I was just looking at some papers from the SANCL-2012 workshop on web parsing from June this year, which are very interesting to those of us who wish we had good parsers for non-newspaper text. The shared task focus was on domain adaptation from a setting of lots of Wall Street Journal annotated data and very little in-domain training data. (Previous discussion here; see Ryan McDonald’s detailed comment.) Here are some graphs of the results (last page in the Petrov & McDonald overview).
I was most interested in whether parsing accuracy on the WSJ correlates to accuracy on web text. Fortunately, it does. They evaluated all systems on four evaluation sets: (1) Text from a question/answer site, (2) newsgroups, (3) reviews, and (4) Wall Street Journal PTB. Here is a graph across system entries, with the x-axis being the labeled dependency parsing accuracy on WSJPTB, and the y-axis the average accuracy on the three web evaluation sets. Note the axis scales are different: web accuracies are much worse than WSJ.
There are two types of systems here: direct dependency parsers, and constituent parsers whose output is converted to dependencies then evaluated. There’s an interesting argument in the overview paper that the latter type seems to perform better out-of-domain, perhaps because they learn more about latent characteristics of English grammatical structure that transfer between domains. To check this, I grouped on this factor: blue triangles are constituents-then-convert parsers, and the red circles are direct dependency parsers. (Boxes are the two non-domain-adapted baselines.) The relationship between WSJ versus web accuracy can be checked with linear regression on the subgroups. The constituent parsers are higher up on the graph; so indeed, the constituent parsers have higher web accuracy relative to their WSJ accuracy compared to the direct dependency parsers. A difference in the slopes might also be interesting, but the difference between them is mostly driven by a single direct-dependency outlier (top left, “DCU-Paris13″); excluding that, the slopes are quite similar. Actually, this example probably shouldn’t count as a direct-dependency system, because it’s actually an ensemble including constituency conversion as a component (if it is “DCU-Paris13-Dep” here). In any case, lines with and without it are both shown.
Since the slopes are similar, we shouldn’t need varying-slopes hierarchical regression to analyze the differences, so just throw it all in to one regression (webacc ~ wsjacc + ConstitIndicator); so constituent parsers get an absolute 1.6% better out-of-domain accuracy compared to dependency parsers with the same WSJ parsing accuracy. (This is excluding DCU-Paris13.) It’s not clear if this is due to better grammar learning, or if it’s due to an issue with SD giving bad conversions on web text.
To see the individual systems’ names, here are both sets of numbers. These include all systems; for the scatterplot above I excluded the ones that performed worse than the non-domain-adapted baselines. (Looking at those papers, they seemed to be less elaborately engineering-heavy efforts; for example, the very interesting Pitler paper focuses on issues in how the representation handles conjunctions.)
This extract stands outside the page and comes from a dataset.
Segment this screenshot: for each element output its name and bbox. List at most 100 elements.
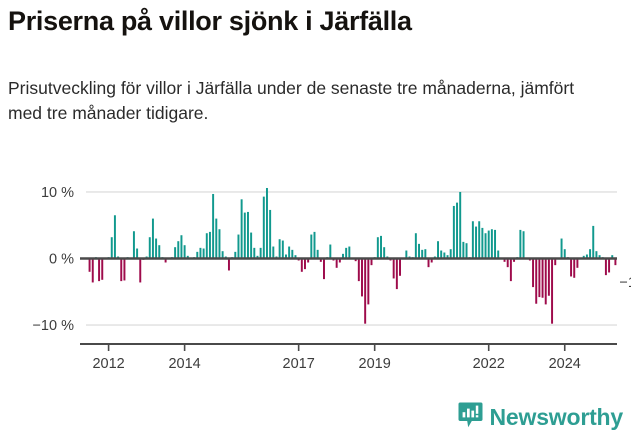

CI’s can’t be seen on those skinny graphs, but they’re there; computed via binomial normal approximations using the number of tokens (i.e. assuming correctness is independent at the token level — though probably it should have sentence-level or doc-level grouping, of course, so they’re tighter than they should be.)
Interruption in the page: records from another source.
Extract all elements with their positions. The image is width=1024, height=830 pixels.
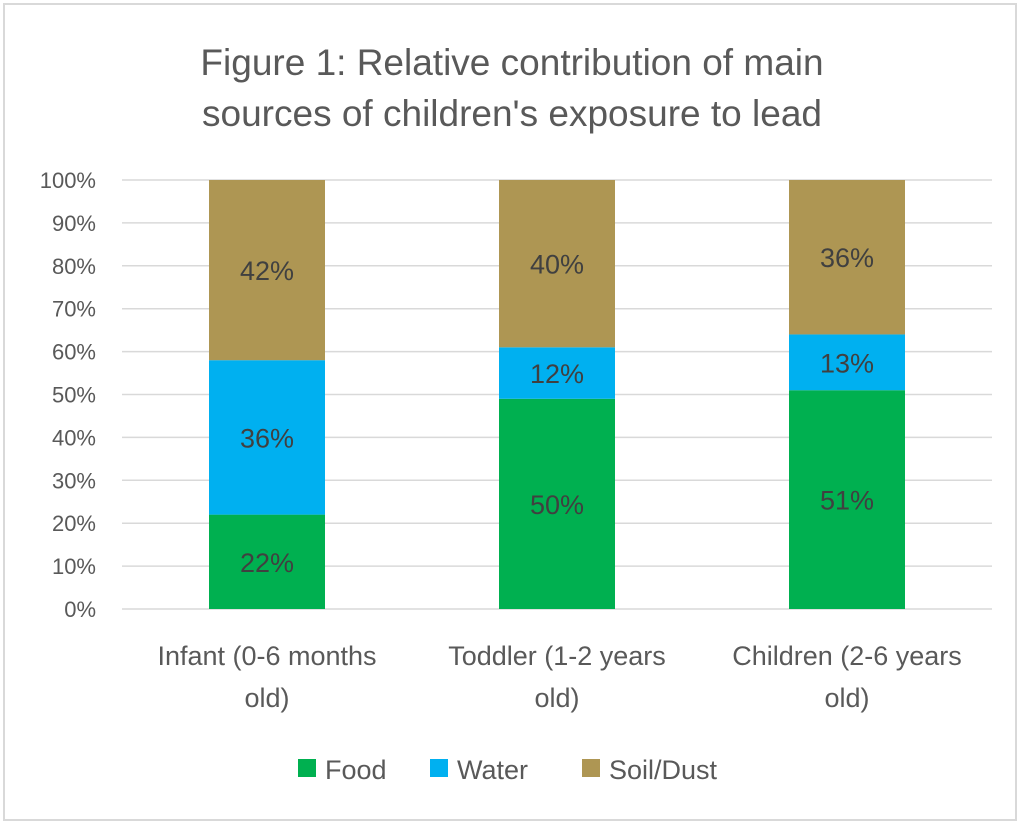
data-label: 50%	[530, 490, 584, 520]
legend-swatch-food	[298, 759, 316, 777]
x-category-label: Toddler (1-2 years	[448, 641, 666, 671]
y-tick-label: 70%	[52, 297, 96, 322]
bar-segment-soil-dust-0	[209, 180, 325, 361]
bar-segment-food-1	[499, 398, 615, 609]
y-tick-label: 50%	[52, 383, 96, 408]
bars	[209, 180, 905, 609]
data-labels: 22% 36% 42% 50% 12% 40% 51% 13% 36%	[240, 243, 874, 578]
y-axis-tick-labels: 0% 10% 20% 30% 40% 50% 60% 70% 80% 90% 100%	[40, 168, 96, 622]
bar-segment-water-0	[209, 360, 325, 515]
legend-swatch-water	[430, 759, 448, 777]
bar-segment-water-1	[499, 347, 615, 399]
data-label: 22%	[240, 548, 294, 578]
x-category-label: Infant (0-6 months	[157, 641, 376, 671]
data-label: 12%	[530, 359, 584, 389]
x-category-label: old)	[824, 683, 869, 713]
bar-segment-soil-dust-1	[499, 180, 615, 348]
y-tick-label: 60%	[52, 340, 96, 365]
y-tick-label: 20%	[52, 511, 96, 536]
legend-label: Soil/Dust	[609, 755, 718, 785]
x-category-label: old)	[244, 683, 289, 713]
legend: Food Water Soil/Dust	[298, 755, 718, 785]
data-label: 51%	[820, 486, 874, 516]
data-label: 36%	[820, 243, 874, 273]
y-tick-label: 40%	[52, 425, 96, 450]
y-tick-label: 100%	[40, 168, 96, 193]
legend-label: Food	[325, 755, 387, 785]
legend-swatch-soil-dust	[582, 759, 600, 777]
x-category-label: Children (2-6 years	[732, 641, 962, 671]
bar-segment-food-0	[209, 514, 325, 609]
data-label: 40%	[530, 250, 584, 280]
chart-title-line-2: sources of children's exposure to lead	[202, 93, 822, 134]
y-tick-label: 90%	[52, 211, 96, 236]
chart-title-line-1: Figure 1: Relative contribution of main	[200, 42, 823, 83]
bar-segment-food-2	[789, 390, 905, 609]
data-label: 13%	[820, 348, 874, 378]
chart-title: Figure 1: Relative contribution of main …	[200, 42, 823, 134]
data-label: 42%	[240, 256, 294, 286]
x-category-label: old)	[534, 683, 579, 713]
y-tick-label: 80%	[52, 254, 96, 279]
y-tick-label: 0%	[64, 597, 96, 622]
bar-segment-soil-dust-2	[789, 180, 905, 335]
data-label: 36%	[240, 423, 294, 453]
y-tick-label: 10%	[52, 554, 96, 579]
x-axis-category-labels: Infant (0-6 months old) Toddler (1-2 years…	[157, 641, 961, 713]
legend-label: Water	[457, 755, 528, 785]
y-tick-label: 30%	[52, 468, 96, 493]
bar-segment-water-2	[789, 334, 905, 391]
Finally, this is less useful, but here’s the scatterplot matrix of all four evaluation sets (excluding worse-than-baseline systems again).
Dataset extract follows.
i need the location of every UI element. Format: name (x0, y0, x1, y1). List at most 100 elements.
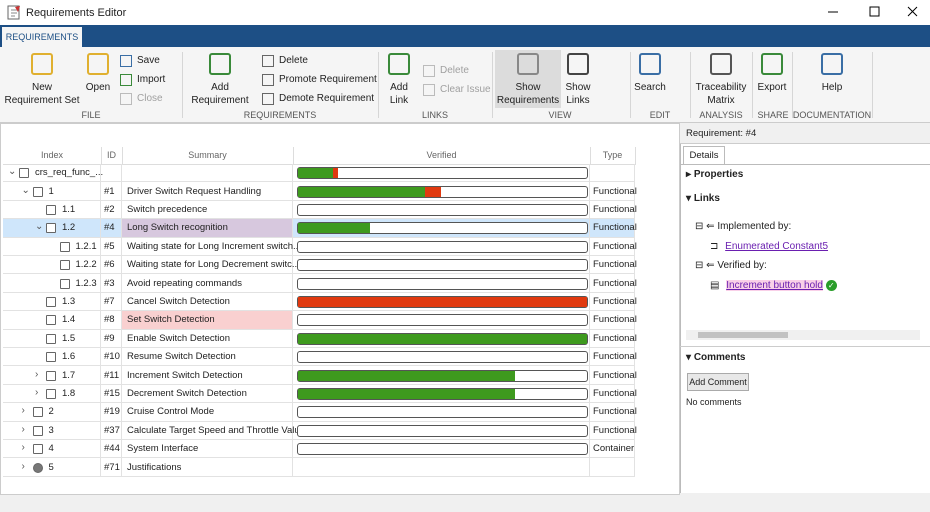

“I was most interested in whether parsing accuracy on the WSJ correlates to accuracy on web text. Fortunately, it does.” I don’t know if the correlation is significant or not, but note that even if it is, that does not mean we can just go ahead and optimize our parsers on WSJ. When we look at comparable systems, e.g., HIT-Baseline and HIT-System, we typically see that the in-domain performance of the adapted system drops a little. So while there may be a correlation between how good and bad parsers perform across domains, there is typically no correlation between in- and out-domain performance when we finetune parameters within a system.